Collectivité Territoriale de Corse

La CTC, le FRAC de Corse et la Ville d'Ajaccio présentent l'œuvre de Giulia Sale Dalla mia finestra si vede il mare

Lundi 15 Juin 2009



La CTC, le FRAC de Corse et la Ville d'Ajaccio présentent l'œuvre de Giulia Sale <i>Dalla mia finestra si vede il mare</i>
La Collectivité Territoriale de Corse, le FRAC Corse et la Ville d'Ajaccio vous invitent à découvrir du 15 mai au 15 juin 2009 l'œuvre de Giulia Sale : Dalla mia finestra si vede il mare exposée sur les fenêtres principales du Musée Fesch à Ajaccio

Point presse le vendredi 15 mai à 11 h. au bar-restaurant le Passe-Temps
(situé en face du Musée Fesch)


Simone Guerrini, Conseiller exécutif de Corse, délégué à la Culture et au Patrimoine, Marie-Jeanne Nicoli, Directrice Culture et Patrimoine de la Mairie d'Ajaccio, Anne Alessandri, Directrice du Fonds régional d'art contemporain (FRAC) de Corse et l'artiste sarde Giula Sale, présenteront à la presse, le vendredi 15 mai à 11 h au bar-restaurant le Passe-Temps, 37 rue Fesch à Ajaccio, l'œuvre « Dalla mia finestra si vede il mare », exposée devant les dix-huit fenêtres de la façade principale du Musée Fesch d'Ajaccio, en cours de restauration.


L'œuvre de Giulia Sale : Dalla mia finestra si vede il mare

Giulia Sale, née en 1962, vit et travaille à Sassari en Sardaigne.
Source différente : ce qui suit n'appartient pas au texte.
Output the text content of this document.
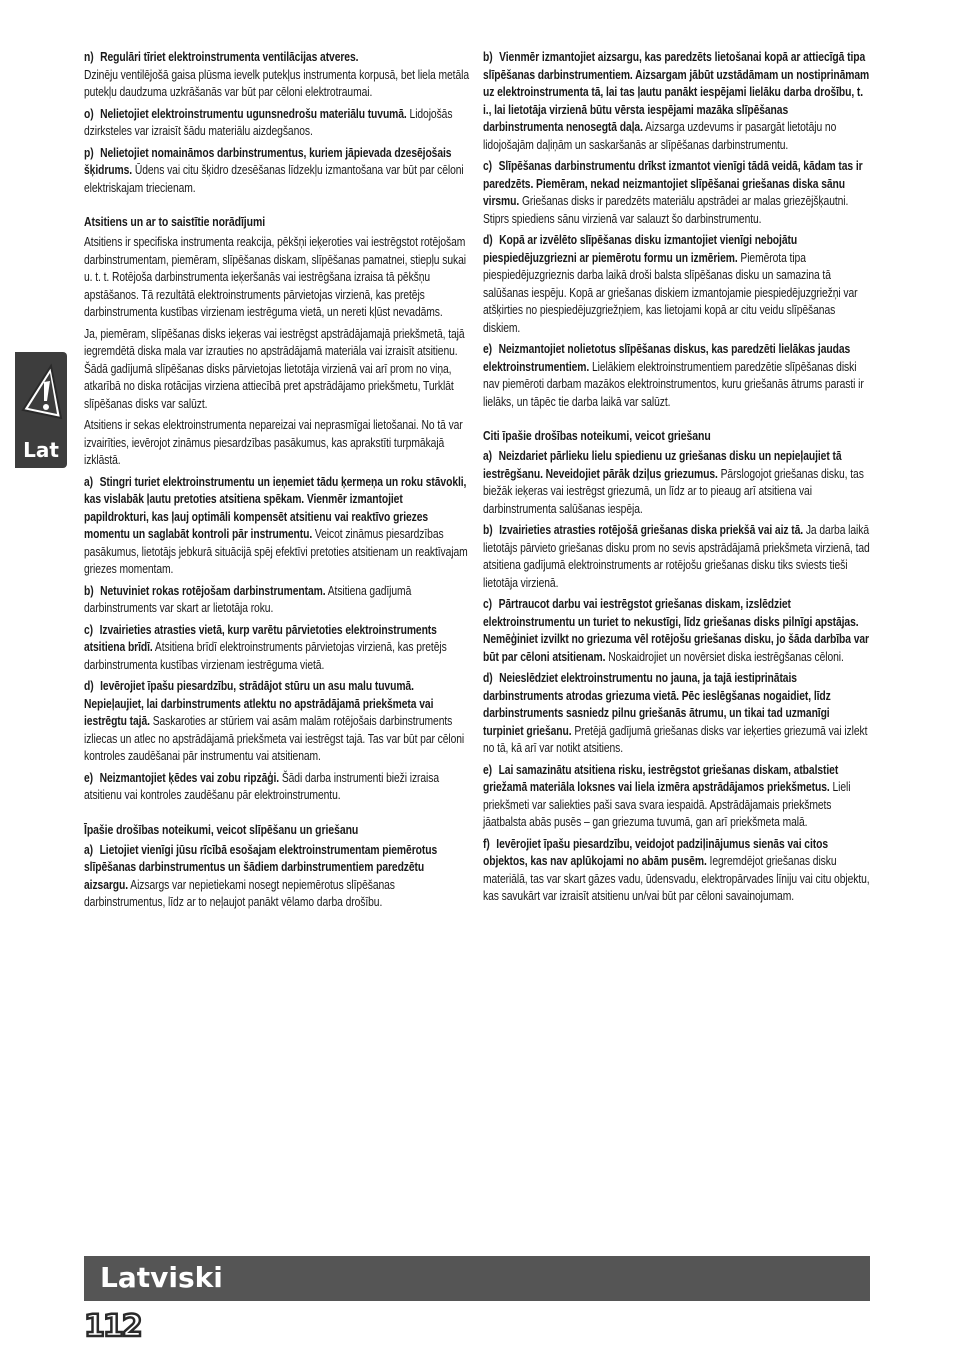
n) Regulāri tīriet elektroinstrumenta ventilācijas atveres.
Dzinēju ventilējošā gaisa plūsma ievelk putekļus instrumenta korpusā, bet liela metāla putekļu daudzuma uzkrāšanās var būt par cēloni elektrotraumai.

o) Nelietojiet elektroinstrumentu ugunsnedrošu materiālu tuvumā. Lidojošās dzirksteles var izraisīt šādu materiālu aizdegšanos.

p) Nelietojiet nomaināmos darbinstrumentus, kuriem jāpievada dzesējošais šķidrums. Ūdens vai citu šķidro dzesēšanas līdzekļu izmantošana var būt par cēloni elektriskajam triecienam.

Atsitiens un ar to saistītie norādījumi

Atsitiens ir specifiska instrumenta reakcija, pēkšņi ieķeroties vai iestrēgstot rotējošam darbinstrumentam, piemēram, slīpēšanas diskam, slīpēšanas pamatnei, stiepļu sukai u. t. t. Rotējoša darbinstrumenta ieķeršanās vai iestrēgšana izraisa tā pēkšņu apstāšanos. Tā rezultātā elektroinstruments pārvietojas virzienā, kas pretējs darbinstrumenta kustības virzienam iestrēguma vietā, un nereti kļūst nevadāms.

Ja, piemēram, slīpēšanas disks ieķeras vai iestrēgst apstrādājamajā priekšmetā, tajā iegremdētā diska mala var izrauties no apstrādājamā materiāla vai izraisīt atsitienu. Šādā gadījumā slīpēšanas disks pārvietojas lietotāja virzienā vai arī prom no viņa, atkarībā no diska rotācijas virziena attiecībā pret apstrādājamo priekšmetu, Turklāt slīpēšanas disks var salūzt.

Atsitiens ir sekas elektroinstrumenta nepareizai vai neprasmīgai lietošanai. No tā var izvairīties, ievērojot zināmus piesardzības pasākumus, kas aprakstīti turpmākajā izklāstā.

a) Stingri turiet elektroinstrumentu un ieņemiet tādu ķermeņa un roku stāvokli, kas vislabāk ļautu pretoties atsitiena spēkam. Vienmēr izmantojiet papildrokturi, kas ļauj optimāli kompensēt atsitienu vai reaktīvo griezes momentu un saglabāt kontroli pār instrumentu. Veicot zināmus piesardzības pasākumus, lietotājs jebkurā situācijā spēj efektīvi pretoties atsitienam un reaktīvajam griezes momentam.

b) Netuviniet rokas rotējošam darbinstrumentam. Atsitiena gadījumā darbinstruments var skart ar lietotāja roku.

c) Izvairieties atrasties vietā, kurp varētu pārvietoties elektroinstruments atsitiena brīdī. Atsitiena brīdī elektroinstruments pārvietojas virzienā, kas pretējs darbinstrumenta kustības virzienam iestrēguma vietā.

d) Ievērojiet īpašu piesardzību, strādājot stūru un asu malu tuvumā. Nepieļaujiet, lai darbinstruments atlektu no apstrādājamā priekšmeta vai iestrēgtu tajā. Saskaroties ar stūriem vai asām malām rotējošais darbinstruments izliecas un atlec no apstrādājamā priekšmeta vai iestrēgst tajā. Tas var būt par cēloni kontroles zaudēšanai pār instrumentu vai atsitienam.

e) Neizmantojiet ķēdes vai zobu ripzāģi. Šādi darba instrumenti bieži izraisa atsitienu vai kontroles zaudēšanu pār elektroinstrumentu.

Īpašie drošības noteikumi, veicot slīpēšanu un griešanu

a) Lietojiet vienīgi jūsu rīcībā esošajam elektroinstrumentam piemērotus slīpēšanas darbinstrumentus un šādiem darbinstrumentiem paredzētu aizsargu. Aizsargs var nepietiekami nosegt nepiemērotus slīpēšanas darbinstrumentus, līdz ar to neļaujot panākt vēlamo darba drošību.

b) Vienmēr izmantojiet aizsargu, kas paredzēts lietošanai kopā ar attiecīgā tipa slīpēšanas darbinstrumentiem. Aizsargam jābūt uzstādāmam un nostiprināmam uz elektroinstrumenta tā, lai tas ļautu panākt iespējami lielāku darba drošību, t. i., lai lietotāja virzienā būtu vērsta iespējami mazāka slīpēšanas darbinstrumenta nenosegtā daļa. Aizsarga uzdevums ir pasargāt lietotāju no lidojošajām daļiņām un saskaršanās ar slīpēšanas darbinstrumentu.

c) Slīpēšanas darbinstrumentu drīkst izmantot vienīgi tādā veidā, kādam tas ir paredzēts. Piemēram, nekad neizmantojiet slīpēšanai griešanas diska sānu virsmu. Griešanas disks ir paredzēts materiālu apstrādei ar malas griezējšķautni. Stiprs spiediens sānu virzienā var salauzt šo darbinstrumentu.

d) Kopā ar izvēlēto slīpēšanas disku izmantojiet vienīgi nebojātu piespiedējuzgriezni ar piemērotu formu un izmēriem. Piemērota tipa piespiedējuzgrieznis darba laikā droši balsta slīpēšanas disku un samazina tā salūšanas iespēju. Kopā ar griešanas diskiem izmantojamie piespiedējuzgriežņi var atšķirties no piespiedējuzgriežņiem, kas lietojami kopā ar citu veidu slīpēšanas diskiem.

e) Neizmantojiet nolietotus slīpēšanas diskus, kas paredzēti lielākas jaudas elektroinstrumentiem. Lielākiem elektroinstrumentiem paredzētie slīpēšanas diski nav piemēroti darbam mazākos elektroinstrumentos, kuru griešanās ātrums parasti ir lielāks, un tāpēc tie darba laikā var salūzt.

Citi īpašie drošības noteikumi, veicot griešanu

a) Neizdariet pārlieku lielu spiedienu uz griešanas disku un nepieļaujiet tā iestrēgšanu. Neveidojiet pārāk dziļus griezumus. Pārslogojot griešanas disku, tas biežāk ieķeras vai iestrēgst griezumā, un līdz ar to pieaug arī atsitiena vai darbinstrumenta salūšanas iespēja.

b) Izvairieties atrasties rotējošā griešanas diska priekšā vai aiz tā. Ja darba laikā lietotājs pārvieto griešanas disku prom no sevis apstrādājamā priekšmeta virzienā, tad atsitiena gadījumā elektroinstruments ar rotējošu griešanas disku tiks sviests tieši lietotāja virzienā.

c) Pārtraucot darbu vai iestrēgstot griešanas diskam, izslēdziet elektroinstrumentu un turiet to nekustīgi, līdz griešanas disks pilnīgi apstājas. Nemēģiniet izvilkt no griezuma vēl rotējošu griešanas disku, jo šāda darbība var būt par cēloni atsitienam. Noskaidrojiet un novērsiet diska iestrēgšanas cēloni.

d) Neieslēdziet elektroinstrumentu no jauna, ja tajā iestiprinātais darbinstruments atrodas griezuma vietā. Pēc ieslēgšanas nogaidiet, līdz darbinstruments sasniedz pilnu griešanās ātrumu, un tikai tad uzmanīgi turpiniet griešanu. Pretējā gadījumā griešanas disks var ieķerties griezumā vai izlekt no tā, kā arī var notikt atsitiens.

e) Lai samazinātu atsitiena risku, iestrēgstot griešanas diskam, atbalstiet griežamā materiāla loksnes vai liela izmēra apstrādājamos priekšmetus. Lieli priekšmeti var saliekties paši sava svara iespaidā. Apstrādājamais priekšmets jāatbalsta abās pusēs – gan griezuma tuvumā, gan arī priekšmeta malā.

f) Ievērojiet īpašu piesardzību, veidojot padziļinājumus sienās vai citos objektos, kas nav aplūkojami no abām pusēm. Iegremdējot griešanas disku materiālā, tas var skart gāzes vadu, ūdensvadu, elektropārvades līniju vai citu objektu, kas savukārt var izraisīt atsitienu un/vai būt par cēloni savainojumam.

Lat
Latviski
112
Invitée par le FRAC Corse, elle est venue deux mois en « résidence d'artiste » en Corse, hébergée par la Ville d'Ajaccio dans un atelier rue Fesch.
Cette résidence d'artiste fait partie de la programmation artistique et culturelle du FRAC Corse pour l'année 2008. Elle s'est déroulée dans les meilleures conditions grâce au partenariat avec la Ville d'Ajaccio, qui par convention avec la Collectivité Territoriale de Corse, accorde à l'artiste résident, l'atelier dans la rue Fesch, lieu à la fois de vie et de travail.
Chaque jour de sa résidence, Giulia Sale est passée devant la grille du Musée Fesch, fermé pour travaux de restauration. Elle le perçoit un peu comme le château de la Belle au bois dormant : le Musée et ses oeuvres sont inaccessibles tout le temps de sa transformation.
Giulia Sale imagine ainsi « voir à travers » l'édifice, ce qui est une sorte d'alternative à « voir dedans ». Elle crée une illusion.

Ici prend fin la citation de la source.